Nello specifico, al fine di valutare se applicare la normativa della relativa alla locazione di immobili di tipo residenziale (legge n. 431/1998) o la legge che regola gli affitti per gli immobili utilizzati per attività industriali, commerciali, artigianali, alberghiere (legge n. 392/1978)occorre valutare, in concreto, quale sia l'utilizzo che caratterizza in via principale o quantomeno prevalente l'unità immobiliare locata.
Il parametro della destinazione d'uso prevalente, introdotto dal decreto Sblocca Italia (d.l. n. 133/2014), è ancorato a un dato oggettivo, ovverosia alla superficie utile calpestabile, calcolabile in metri quadrati.
Per mutamento della destinazione d'uso si intende ogni forma di utilizzo dell'immobile o della singola unità immobiliare diversa da quella originaria, ancorché non accompagnata dall'esecuzione di opere edilizie, purché tale da comportare l'assegnazione dell'immobile o dell'unità immobiliare considerati ad una diversa categoria funzionale (art. 23-ter, comma 1 D.P.R. 380/2001).
Al fine comprendere quale sia la categoria originaria di appartenenza, ai sensi dell'art.23, Testo Unico sull'Edilizia, occorre fare riferimento alla documentazione di cui all'art. 9-bis, comma 1-bis D.P.R. 380/2001, ovverosia alla documentazione relativa allo stato legittimo degli immobili.

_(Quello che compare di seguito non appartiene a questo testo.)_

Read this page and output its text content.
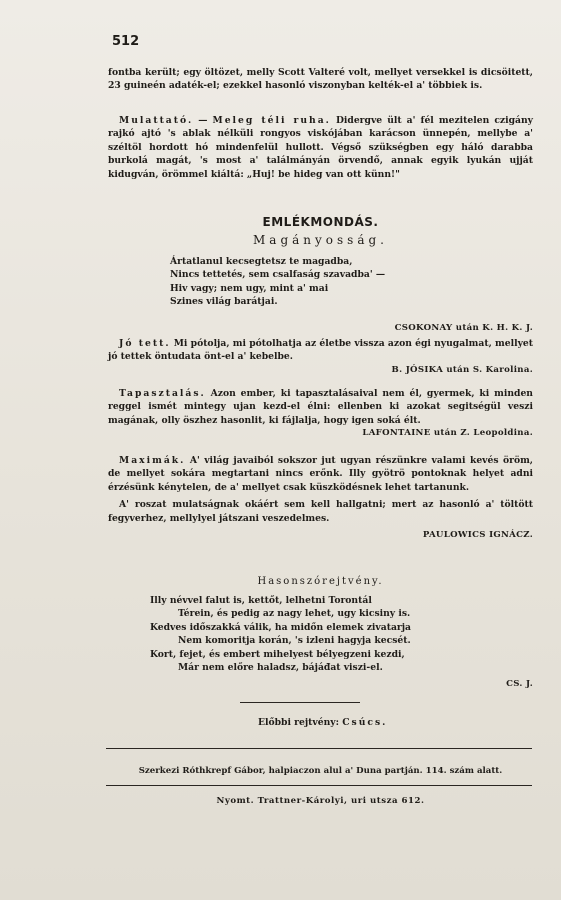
512

fontba került; egy öltözet, melly Scott Valteré volt, mellyet versekkel is dicsöitett, 23 guineén adaték-el; ezekkel hasonló viszonyban kelték-el a' többiek is.

Mulattató. — Meleg téli ruha. Didergve ült a' fél mezitelen czigány rajkó ajtó 's ablak nélküli rongyos viskójában karácson ünnepén, mellybe a' széltöl hordott hó mindenfelül hullott. Végső szükségben egy háló darabba burkolá magát, 's most a' találmányán örvendő, annak egyik lyukán ujját kidugván, örömmel kiáltá: „Huj! be hideg van ott künn!"

EMLÉKMONDÁS.
Magányosság.
Ártatlanul kecsegtetsz te magadba,
Nincs tettetés, sem csalfaság szavadba' —
Hiv vagy; nem ugy, mint a' mai
Szines világ barátjai.
CSOKONAY után K. H. K. J.

Jó tett. Mi pótolja, mi pótolhatja az életbe vissza azon égi nyugalmat, mellyet jó tettek öntudata önt-el a' kebelbe.

B. JÓSIKA után S. Karolina.

Tapasztalás. Azon ember, ki tapasztalásaival nem él, gyermek, ki minden reggel ismét mintegy ujan kezd-el élni: ellenben ki azokat segitségül veszi magának, olly öszhez hasonlit, ki fájlalja, hogy igen soká élt.

LAFONTAINE után Z. Leopoldina.

Maximák. A' világ javaiból sokszor jut ugyan részünkre valami kevés öröm, de mellyet sokára megtartani nincs erőnk. Illy gyötrö pontoknak helyet adni érzésünk kénytelen, de a' mellyet csak küszködésnek lehet tartanunk.

A' roszat mulatságnak okáért sem kell hallgatni; mert az hasonló a' töltött fegyverhez, mellylyel játszani veszedelmes.

PAULOWICS IGNÁCZ.
Hasonszórejtvény.
Illy névvel falut is, kettőt, lelhetni Torontál
Térein, és pedig az nagy lehet, ugy kicsiny is.
Kedves időszakká válik, ha midőn elemek zivatarja
Nem komoritja korán, 's izleni hagyja kecsét.
Kort, fejet, és embert mihelyest bélyegzeni kezdi,
Már nem előre haladsz, bájáđat viszi-el.
CS. J.
Előbbi rejtvény: Csúcs.
Szerkezi Róthkrepf Gábor, halpiaczon alul a' Duna partján. 114. szám alatt.
Nyomt. Trattner-Károlyi, uri utsza 612.
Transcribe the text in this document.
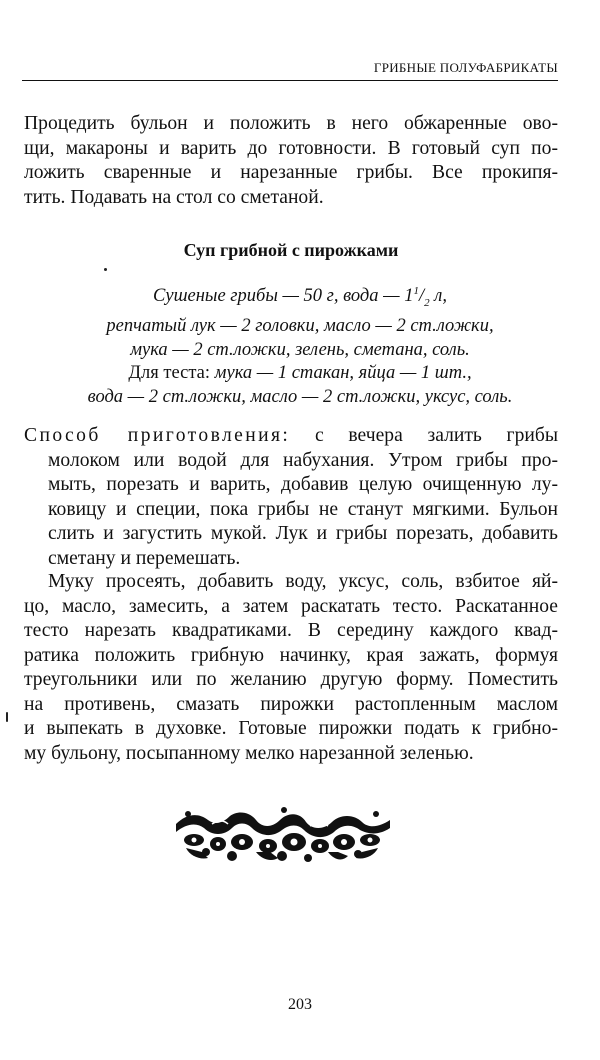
ГРИБНЫЕ ПОЛУФАБРИКАТЫ
Процедить бульон и положить в него обжаренные ово-
щи, макароны и варить до готовности. В готовый суп по-
ложить сваренные и нарезанные грибы. Все прокипя-
тить. Подавать на стол со сметаной.
Суп грибной с пирожками
Сушеные грибы — 50 г, вода — $1^1/_2$ л,
репчатый лук — 2 головки, масло — 2 ст.ложки,
мука — 2 ст.ложки, зелень, сметана, соль.
Для теста: мука — 1 стакан, яйца — 1 шт.,
вода — 2 ст.ложки, масло — 2 ст.ложки, уксус, соль.
Способ приготовления: с вечера залить грибы
молоком или водой для набухания. Утром грибы про-
мыть, порезать и варить, добавив целую очищенную лу-
ковицу и специи, пока грибы не станут мягкими. Бульон
слить и загустить мукой. Лук и грибы порезать, добавить
сметану и перемешать.
Муку просеять, добавить воду, уксус, соль, взбитое яй-
цо, масло, замесить, а затем раскатать тесто. Раскатанное
тесто нарезать квадратиками. В середину каждого квад-
ратика положить грибную начинку, края зажать, формуя
треугольники или по желанию другую форму. Поместить
на противень, смазать пирожки растопленным маслом
и выпекать в духовке. Готовые пирожки подать к грибно-
му бульону, посыпанному мелко нарезанной зеленью.
203
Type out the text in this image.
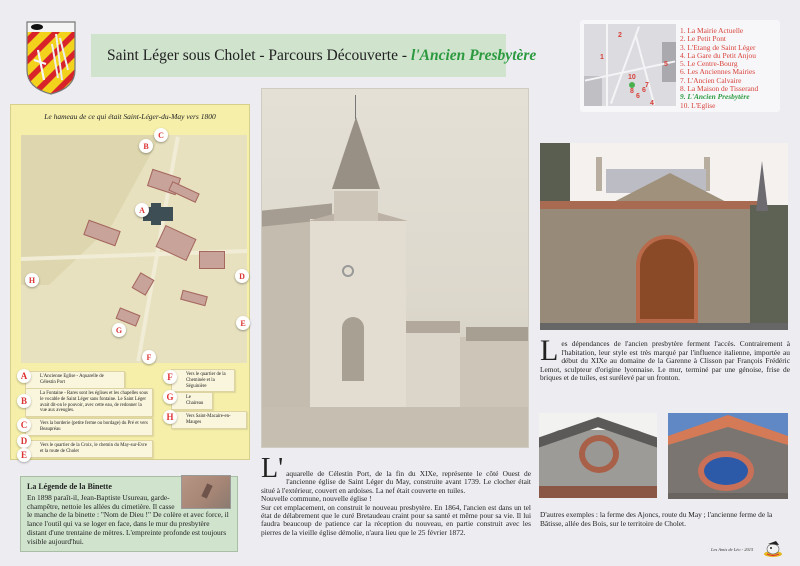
Saint Léger sous Cholet - Parcours Découverte - l'Ancien Presbytère
2
1
5
10
7
6
8
6
4
1. La Mairie Actuelle
2. Le Petit Pont
3. L'Etang de Saint Léger
4. La Gare du Petit Anjou
5. Le Centre-Bourg
6. Les Anciennes Mairies
7. L'Ancien Calvaire
8. La Maison de Tisserand
9. L'Ancien Presbytère
10. L'Eglise
Le hameau de ce qui était Saint-Léger-du-May vers 1800
A
B
C
D
E
F
G
H
L'Ancienne Eglise - Aquarelle de Célestin Port
A
La Fontaine - Rares sont les églises et les chapelles sous le vocable de Saint Léger sans fontaine. Le Saint Léger avait dit-on le pouvoir, avec cette eau, de redonner la vue aux aveugles.
B
Vers la borderie (petite ferme ou bordage) du Pré et vers Beaupréau
C
Vers le quartier de la Croix, le chemin du May-sur-Evre et la route de Cholet
D
E
Vers le quartier de la Cheminée et la Séguinière
F
Le Chaireau
G
Vers Saint-Macaire-en-Mauges
H
La Légende de la Binette

En 1898 paraît-il, Jean-Baptiste Usureau, garde-champêtre, nettoie les allées du cimetière. Il casse le manche de la binette : "Nom de Dieu !" De colère et avec force, il lance l'outil qui va se loger en face, dans le mur du presbytère distant d'une trentaine de mètres. L'empreinte profonde est toujours visible aujourd'hui.

L' aquarelle de Célestin Port, de la fin du XIXe, représente le côté Ouest de l'ancienne église de Saint Léger du May, construite avant 1739. Le clocher était situé à l'extérieur, couvert en ardoises. La nef était couverte en tuiles.

Nouvelle commune, nouvelle église !

Sur cet emplacement, on construit le nouveau presbytère. En 1864, l'ancien est dans un tel état de délabrement que le curé Bretaudeau craint pour sa santé et même pour sa vie. Il lui faudra beaucoup de patience car la réception du nouveau, en partie construit avec les pierres de la vieille église démolie, n'aura lieu que le 25 février 1872.

L es dépendances de l'ancien presbytère ferment l'accès. Contrairement à l'habitation, leur style est très marqué par l'influence italienne, importée au début du XIXe au domaine de la Garenne à Clisson par François Frédéric Lemot, sculpteur d'origine lyonnaise. Le mur, terminé par une génoise, frise de briques et de tuiles, est surélevé par un fronton.
D'autres exemples : la ferme des Ajoncs, route du May ; l'ancienne ferme de la Bâtisse, allée des Bois, sur le territoire de Cholet.
Les Amis de Léo - 2015
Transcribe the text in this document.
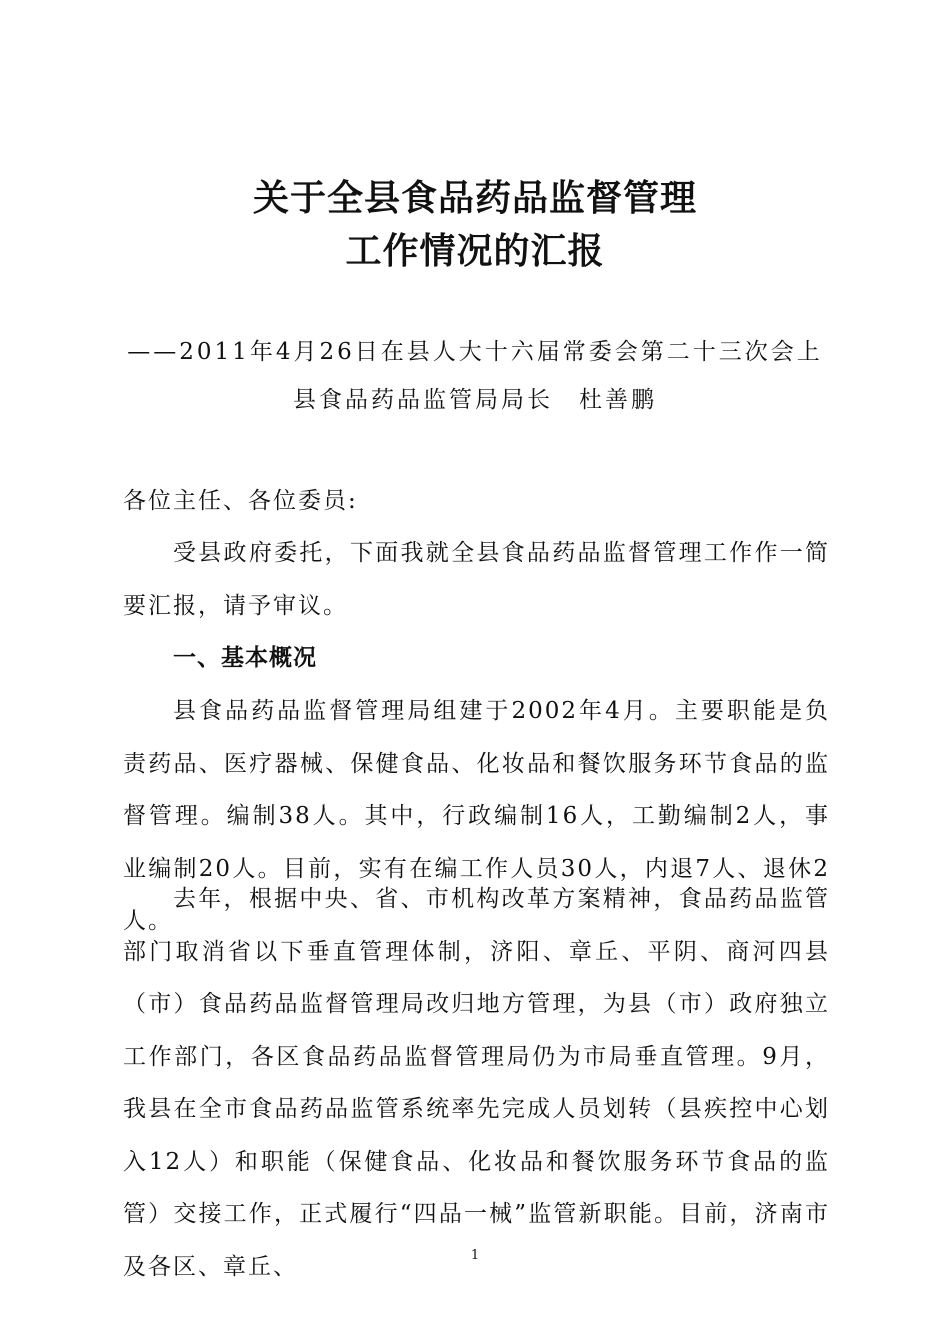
关于全县食品药品监督管理
工作情况的汇报
——2011年4月26日在县人大十六届常委会第二十三次会上
县食品药品监管局局长　杜善鹏

各位主任、各位委员:

受县政府委托，下面我就全县食品药品监督管理工作作一简要汇报，请予审议。

一、基本概况

县食品药品监督管理局组建于2002年4月。主要职能是负责药品、医疗器械、保健食品、化妆品和餐饮服务环节食品的监督管理。编制38人。其中，行政编制16人，工勤编制2人，事业编制20人。目前，实有在编工作人员30人，内退7人、退休2人。

去年，根据中央、省、市机构改革方案精神，食品药品监管部门取消省以下垂直管理体制，济阳、章丘、平阴、商河四县（市）食品药品监督管理局改归地方管理，为县（市）政府独立工作部门，各区食品药品监督管理局仍为市局垂直管理。9月，我县在全市食品药品监管系统率先完成人员划转（县疾控中心划入12人）和职能（保健食品、化妆品和餐饮服务环节食品的监管）交接工作，正式履行“四品一械”监管新职能。目前，济南市及各区、章丘、	1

Di recente è anche intervenuta la Corte di Cassazione che, con la sentenza n. 13941/2021, ha chiarito che costituisce mutamento rilevante della destinazione d'uso ogni forma di utilizzo diversa da quella originaria, ancorché non accompagnata dall'esecuzione di opere edilizie.
Da un punto di vista pratico il cambio di destinazione costituisce una procedura di non sempre immediata e facile completamento che solitamente richiede l'intervento di tecnici iscritti ad appositi albi professionali per il numero e la diversità di pratiche e documenti di carattere amministrativo.
È necessario infatti individuare la pratica edilizia corretta da avviare, previo attento studio e analisi del singolo caso concreto nonché normativa locale.